While many labels hire PR firms to handle their marketing, for many DIY companies, this simply isn’t possible, meaning you’ll have to curate your own list of contacts for getting the word out about your new content, says Hanson.
“I’ve never hired a PR person,” says Hanson. “In my experience, I would rather do the work and make the contacts. Other people have really good experiences with PR. It depends on what level you’re trying to be at.”
“There needs to be a bit of a cycle happening where people who are following either know about the other,” says Hanson. “For us, that was also about booking shows and creating festivals that have our name on them so people start to recognize us as more than just a label — but also that we exist in the first place.”
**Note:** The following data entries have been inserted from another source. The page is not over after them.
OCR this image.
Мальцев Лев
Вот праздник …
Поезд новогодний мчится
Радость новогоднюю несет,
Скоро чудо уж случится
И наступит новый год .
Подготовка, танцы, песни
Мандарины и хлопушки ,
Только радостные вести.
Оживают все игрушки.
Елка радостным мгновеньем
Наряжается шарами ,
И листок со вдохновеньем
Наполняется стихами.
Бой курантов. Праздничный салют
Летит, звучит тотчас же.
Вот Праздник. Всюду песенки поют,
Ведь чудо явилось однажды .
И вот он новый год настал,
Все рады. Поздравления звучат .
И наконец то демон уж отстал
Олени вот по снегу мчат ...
“When you have a new release you have to figure out singles that you want to have premiered,” Hanson continues. “You have to create contacts with these big blogs and tastemaker websites like Stereogum, Pitchfork, and Paste — and you have to be good at working those contacts. But you also have to make sure that bands keep promoting and tour — and you have to make sure that when they tour, they’re posting about it. Label-wide compilations are great too: because if someone goes in liking one band, they’ll find 20-30 more they’d never heard of ... People will say: if I like this band, I’ll like these other bands, and suddenly they’ve found music they never would have before. So then there’s a sort of snowball effect. Consistency is very important.”